21日 小今井潤治生誕200年祭実行委員会関係者※から電話あり案内してくれるというので自転車持参で電車で宇島に行き、自転車を組み立てて待ち合わせの神社に行く。約2時間ほど案内してくれた。漁港で解散になったのだが海の日で漁協は休みで挨拶できず。
午後、自転車を中津に持ち帰りおふくろの病院へ。その間、コインランドリーと病院を行き来しながら洗濯をすます。
22日 旧友正巳の車でヨットに行きオヤジの遺品の板を耶馬渓に運ぶ。いったんホテルに戻り午後おふくろの病院へ。思いがけず旧友の節子がおふくろの病院に見舞いに来てくれて再会。
23日ホテルチェックアウト。耶馬渓鉄道展を風物館でやってるというのを新聞で知り、どうしても見たくてタクシーで見に行った。期待したほどじゃなくちょっと残念。
中津に戻り、ホテルに預けていた自転車と荷物を受け取って電車で宇島へ。漁協に行きお礼。
当初は宇島で3泊もすれば十分疲れが取れると思った。しかし、見知らぬ土地なら3泊で十分だったかもしれないが自分が生まれ育ったところに3泊というのは短すぎた。この点は完璧な思い違いで、ここでは用事だけすませて別の港に入ってしっかり休養する計画を立てるべきだった。

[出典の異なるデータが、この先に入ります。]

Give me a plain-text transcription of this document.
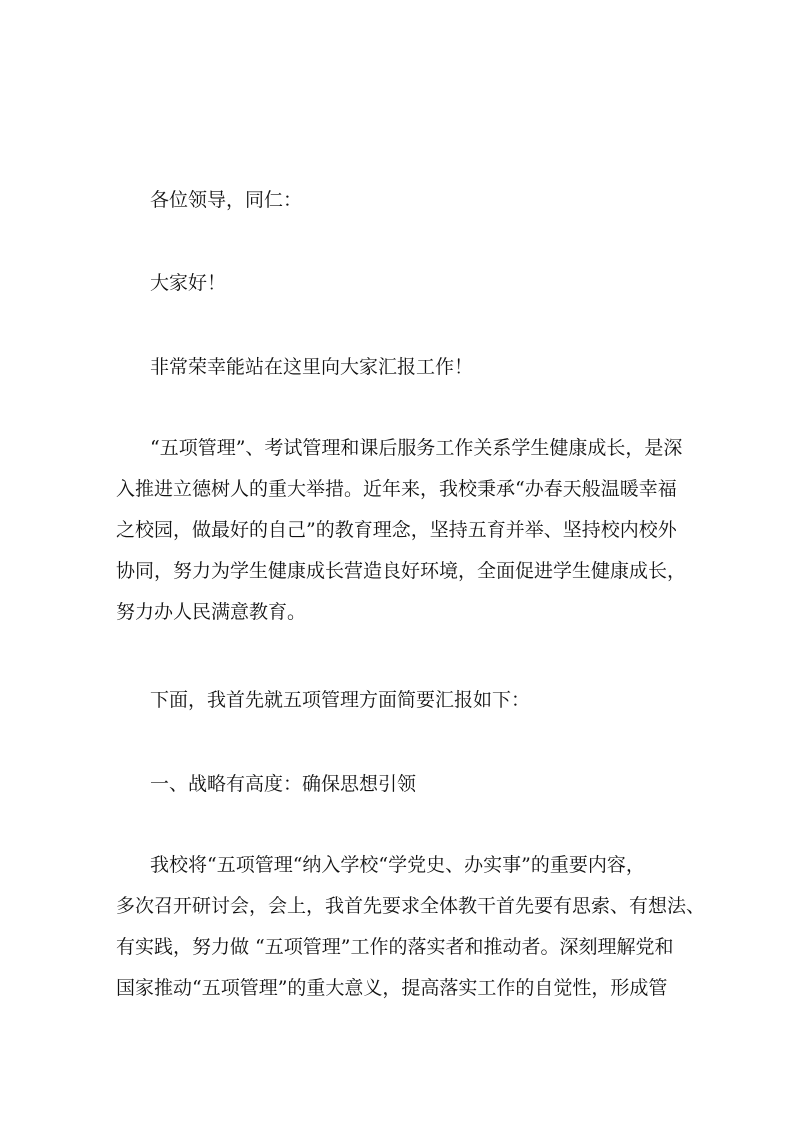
各位领导，同仁：
大家好！
非常荣幸能站在这里向大家汇报工作！
“五项管理”、考试管理和课后服务工作关系学生健康成长，是深
入推进立德树人的重大举措。近年来，我校秉承“办春天般温暖幸福
之校园，做最好的自己”的教育理念，坚持五育并举、坚持校内校外
协同，努力为学生健康成长营造良好环境，全面促进学生健康成长，
努力办人民满意教育。
下面，我首先就五项管理方面简要汇报如下：
一、战略有高度：确保思想引领
我校将“五项管理“纳入学校“学党史、办实事”的重要内容，
多次召开研讨会，会上，我首先要求全体教干首先要有思索、有想法、
有实践，努力做 “五项管理”工作的落实者和推动者。深刻理解党和
国家推动“五项管理”的重大意义，提高落实工作的自觉性，形成管
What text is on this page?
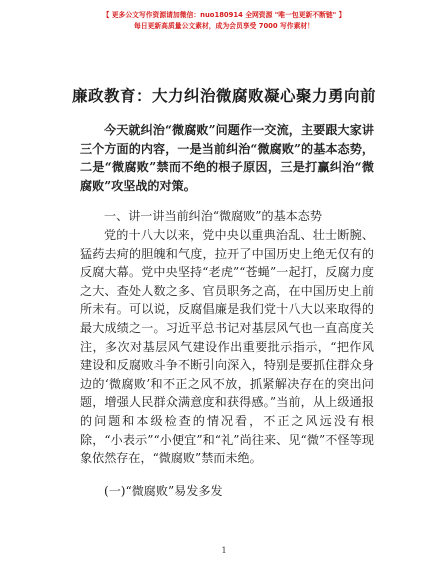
【 更多公文写作资源请加微信：nuo180914 全网资源 "唯一包更新不断链" 】
每日更新高质量公文素材，成为会员享受 7000 写作素材！
廉政教育：大力纠治微腐败凝心聚力勇向前

今天就纠治“微腐败”问题作一交流，主要跟大家讲三个方面的内容，一是当前纠治“微腐败”的基本态势，二是“微腐败”禁而不绝的根子原因，三是打赢纠治“微腐败”攻坚战的对策。

一、讲一讲当前纠治“微腐败”的基本态势

党的十八大以来，党中央以重典治乱、壮士断腕、猛药去疴的胆魄和气度，拉开了中国历史上绝无仅有的反腐大幕。党中央坚持“老虎”“苍蝇”一起打，反腐力度之大、查处人数之多、官员职务之高，在中国历史上前所未有。可以说，反腐倡廉是我们党十八大以来取得的最大成绩之一。习近平总书记对基层风气也一直高度关注，多次对基层风气建设作出重要批示指示，“把作风建设和反腐败斗争不断引向深入，特别是要抓住群众身边的‘微腐败’和不正之风不放，抓紧解决存在的突出问题，增强人民群众满意度和获得感。”当前，从上级通报的问题和本级检查的情况看，不正之风远没有根除，“小表示”“小便宜”和“礼”尚往来、见“微”不怪等现象依然存在，“微腐败”禁而未绝。

(一)“微腐败”易发多发

1
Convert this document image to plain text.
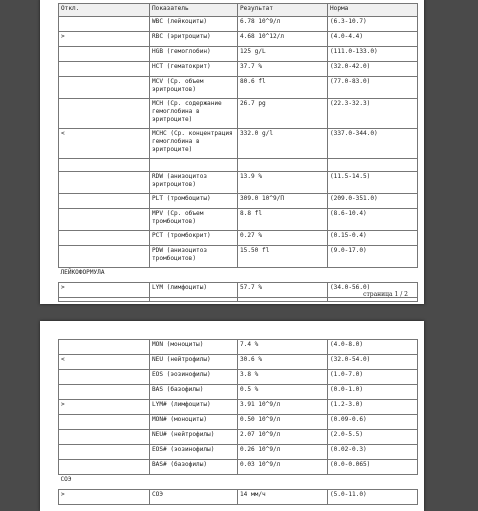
Откл.	Показатель	Результат	Норма
	WBC (лейкоциты)	6.78 10^9/л	(6.3-10.7)
>	RBC (эритроциты)	4.68 10^12/л	(4.0-4.4)
	HGB (гемоглобин)	125 g/L	(111.0-133.0)
	HCT (гематокрит)	37.7 %	(32.0-42.0)
	MCV (Ср. объем эритроцитов)	80.6 fl	(77.0-83.0)
	MCH (Ср. содержание гемоглобина в эритроците)	26.7 pg	(22.3-32.3)
<	MCHC (Ср. концентрация гемоглобина в эритроците)	332.0 g/l	(337.0-344.0)

	RDW (анизоцитоз эритроцитов)	13.9 %	(11.5-14.5)
	PLT (тромбоциты)	309.0 10^9/П	(209.0-351.0)
	MPV (Ср. объем тромбоцитов)	8.8 fl	(8.6-10.4)
	PCT (тромбокрит)	0.27 %	(0.15-0.4)
	PDW (анизоцитоз тромбоцитов)	15.50 fl	(9.0-17.0)
ЛЕЙКОФОРМУЛА			
>	LYM (лимфоциты)	57.7 %	(34.0-56.0)

страница 1 / 2
	MON (моноциты)	7.4 %	(4.0-8.0)
<	NEU (нейтрофилы)	30.6 %	(32.0-54.0)
	EOS (эозинофилы)	3.8 %	(1.0-7.0)
	BAS (базофилы)	0.5 %	(0.0-1.0)
>	LYM# (лимфоциты)	3.91 10^9/л	(1.2-3.0)
	MON# (моноциты)	0.50 10^9/л	(0.09-0.6)
	NEU# (нейтрофилы)	2.07 10^9/л	(2.0-5.5)
	EOS# (эозинофилы)	0.26 10^9/л	(0.02-0.3)
	BAS# (базофилы)	0.03 10^9/л	(0.0-0.065)
СОЭ			
>	СОЭ	14 мм/ч	(5.0-11.0)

忙しくてまったく疲れが取れないことにあせって、それが疲れを増幅させてしまった。疲れるとろくなことはない。綱不知で6泊も台風避難してるし、これからまだ何回台風と遭遇するか分からないなという思いも加わって、あれほど入念に計画した宇和海への航海を断念してしまった。
出港準備
エンジンオイルチェックしオイル交換。0.7ℓしか残ってなかったので、全部出して1.3ℓ入れる。
潜ってペラチェック。異常なし。藻の付着も無し。
GSに給油を依頼。ヨットまで運んでくれた。
水は漁協事務所近くの水道でポリタンに給水して運ぶ。
漁協の事務の方はフレンドリーで大変親切だった。
風呂と買い物と夕食:自転車で天狗の湯という日帰り温泉へ。スーパーで買い物も済ます。雨が降りそうだったので食事をせずにコンビニでお弁当を買って大急ぎでヨットに戻る。なんとか間に合った。旧友の直から電話ありお守りを持って行けと持ってきてくれた。
※今回宇島に寄港したのは、中津出身で、宇島港をベースに瀬戸内海航路の海運業で成功した廻船問屋小今井潤治の足跡をたどりたかったからだ。

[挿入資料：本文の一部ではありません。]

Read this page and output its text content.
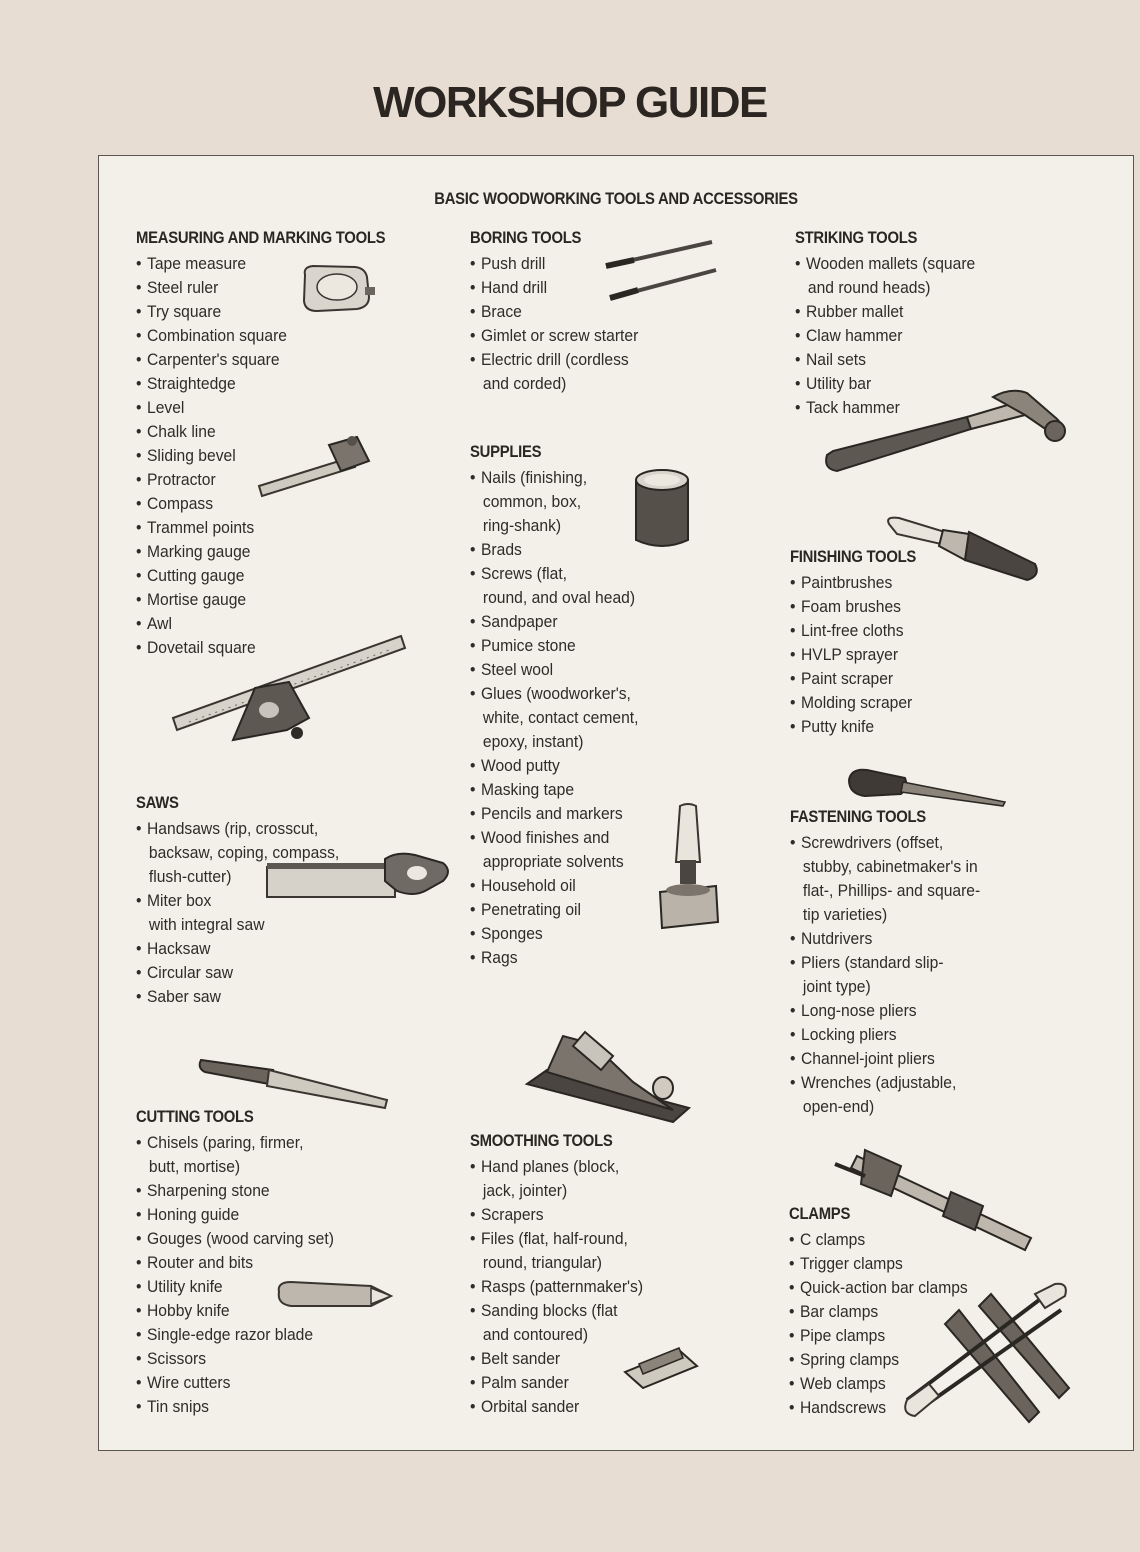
WORKSHOP GUIDE
BASIC WOODWORKING TOOLS AND ACCESSORIES
MEASURING AND MARKING TOOLS
• Tape measure
• Steel ruler
• Try square
• Combination square
• Carpenter's square
• Straightedge
• Level
• Chalk line
• Sliding bevel
• Protractor
• Compass
• Trammel points
• Marking gauge
• Cutting gauge
• Mortise gauge
• Awl
• Dovetail square
SAWS
• Handsaws (rip, crosscut,
backsaw, coping, compass,
flush-cutter)
• Miter box
with integral saw
• Hacksaw
• Circular saw
• Saber saw
CUTTING TOOLS
• Chisels (paring, firmer,
butt, mortise)
• Sharpening stone
• Honing guide
• Gouges (wood carving set)
• Router and bits
• Utility knife
• Hobby knife
• Single-edge razor blade
• Scissors
• Wire cutters
• Tin snips
BORING TOOLS
• Push drill
• Hand drill
• Brace
• Gimlet or screw starter
• Electric drill (cordless
and corded)
SUPPLIES
• Nails (finishing,
common, box,
ring-shank)
• Brads
• Screws (flat,
round, and oval head)
• Sandpaper
• Pumice stone
• Steel wool
• Glues (woodworker's,
white, contact cement,
epoxy, instant)
• Wood putty
• Masking tape
• Pencils and markers
• Wood finishes and
appropriate solvents
• Household oil
• Penetrating oil
• Sponges
• Rags
SMOOTHING TOOLS
• Hand planes (block,
jack, jointer)
• Scrapers
• Files (flat, half-round,
round, triangular)
• Rasps (patternmaker's)
• Sanding blocks (flat
and contoured)
• Belt sander
• Palm sander
• Orbital sander
STRIKING TOOLS
• Wooden mallets (square
and round heads)
• Rubber mallet
• Claw hammer
• Nail sets
• Utility bar
• Tack hammer
FINISHING TOOLS
• Paintbrushes
• Foam brushes
• Lint-free cloths
• HVLP sprayer
• Paint scraper
• Molding scraper
• Putty knife
FASTENING TOOLS
• Screwdrivers (offset,
stubby, cabinetmaker's in
flat-, Phillips- and square-
tip varieties)
• Nutdrivers
• Pliers (standard slip-
joint type)
• Long-nose pliers
• Locking pliers
• Channel-joint pliers
• Wrenches (adjustable,
open-end)
CLAMPS
• C clamps
• Trigger clamps
• Quick-action bar clamps
• Bar clamps
• Pipe clamps
• Spring clamps
• Web clamps
• Handscrews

◆一時代を築いた宇島の豪商「万屋」小今井潤治◆豊前市HPより
上毛郡小祝村(現;大分県中津市小祝)に生まれ、藩の移住政策により宇島村(現;豊前市宇島)に移り住みます。後に親戚筋の万屋の後を継いで米穀商と酒造業を営むようになり、宇島港を拠点に愛媛や関西の大阪・兵庫での商いに励み財を成します。行事村(現;行橋市行事)の飴屋とともに藩の財政を支えるほどの豪商となり格式大庄屋、上毛郡御蔵本(年貢の管理)などの役職を務め、ついには上毛郡限り通用の私札“万屋札”の発行を許されるまでになります。
明治維新で宇島港の管理は地元負担となり、後に郡役所の管理となるまでの約30年間、万屋は私財をなげうって港の維持、修理に当たります。さらに施療病院の開業など、地域への貢献は計り知れないものがありました。

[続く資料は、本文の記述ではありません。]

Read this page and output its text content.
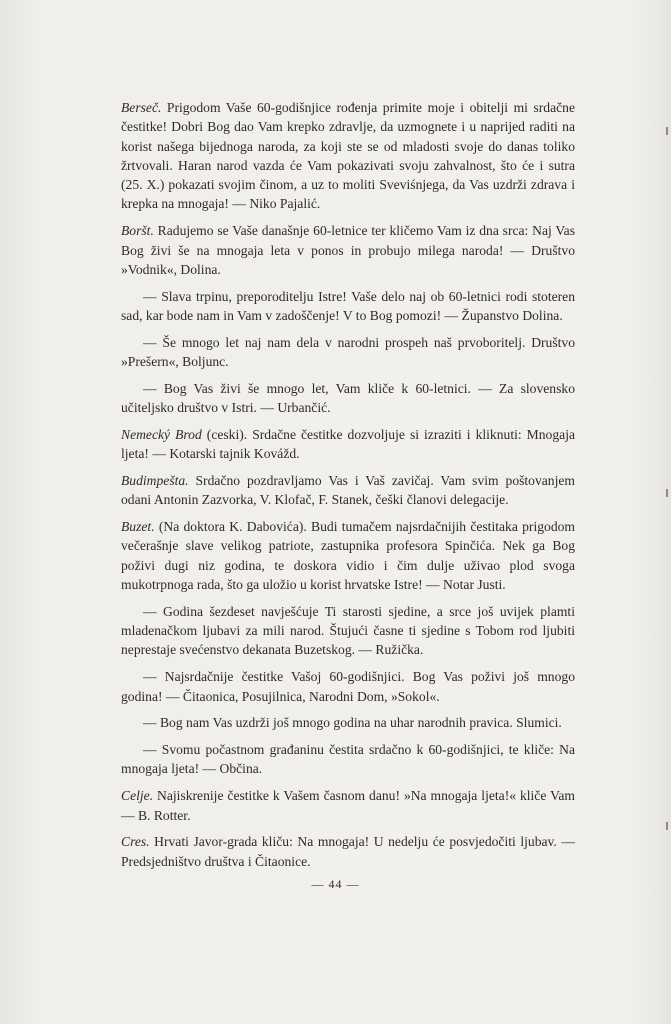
Berseč. Prigodom Vaše 60-godišnjice rođenja primite moje i obitelji mi srdačne čestitke! Dobri Bog dao Vam krepko zdravlje, da uzmognete i u naprijed raditi na korist našega bijednoga naroda, za koji ste se od mladosti svoje do danas toliko žrtvovali. Haran narod vazda će Vam pokazivati svoju zahvalnost, što će i sutra (25. X.) pokazati svojim činom, a uz to moliti Sveviśnjega, da Vas uzdrži zdrava i krepka na mnogaja! — Niko Pajalić.

Boršt. Radujemo se Vaše današnje 60-letnice ter kličemo Vam iz dna srca: Naj Vas Bog živi še na mnogaja leta v ponos in probujo milega naroda! — Društvo »Vodnik«, Dolina.

— Slava trpinu, preporoditelju Istre! Vaše delo naj ob 60-letnici rodi stoteren sad, kar bode nam in Vam v zadoščenje! V to Bog pomozi! — Županstvo Dolina.

— Še mnogo let naj nam dela v narodni prospeh naš prvoboritelj. Društvo »Prešern«, Boljunc.

— Bog Vas živi še mnogo let, Vam kliče k 60-letnici. — Za slovensko učiteljsko društvo v Istri. — Urbančić.

Nemecký Brod (ceski). Srdačne čestitke dozvoljuje si izraziti i kliknuti: Mnogaja ljeta! — Kotarski tajnik Kovážd.

Budimpešta. Srdačno pozdravljamo Vas i Vaš zavičaj. Vam svim poštovanjem odani Antonin Zazvorka, V. Klofač, F. Stanek, češki članovi delegacije.

Buzet. (Na doktora K. Dabovića). Budi tumačem najsrdačnijih čestitaka prigodom večerašnje slave velikog patriote, zastupnika profesora Spinčića. Nek ga Bog poživi dugi niz godina, te doskora vidio i čim dulje uživao plod svoga mukotrpnoga rada, što ga uložio u korist hrvatske Istre! — Notar Justi.

— Godina šezdeset navješćuje Ti starosti sjedine, a srce još uvijek plamti mladenačkom ljubavi za mili narod. Štujući časne ti sjedine s Tobom rod ljubiti neprestaje svećenstvo dekanata Buzetskog. — Ružička.

— Najsrdačnije čestitke Vašoj 60-godišnjici. Bog Vas poživi još mnogo godina! — Čitaonica, Posujilnica, Narodni Dom, »Sokol«.

— Bog nam Vas uzdrži još mnogo godina na uhar narodnih pravica. Slumici.

— Svomu počastnom građaninu čestita srdačno k 60-godišnjici, te kliče: Na mnogaja ljeta! — Občina.

Celje. Najiskrenije čestitke k Vašem časnom danu! »Na mnogaja ljeta!« kliče Vam — B. Rotter.

Cres. Hrvati Javor-grada kliču: Na mnogaja! U nedelju će posvjedočiti ljubav. — Predsjedništvo društva i Čitaonice.

— 44 —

また、信仰心に厚い小今井は教円寺をはじめ多くの寺院に寄附を行い、堂宇の建て替えなどに尽力します。そして、ついには浄土真宗の私立大教校「乗桂校」を設立し、周辺1,500人余の僧侶がここに学んだと言います。
近代化が至上命題であった時代、地域の重要公共施設であった宇島港を今に伝えた功績と、地域の人材育成にかけた情熱は今も高く評価されています。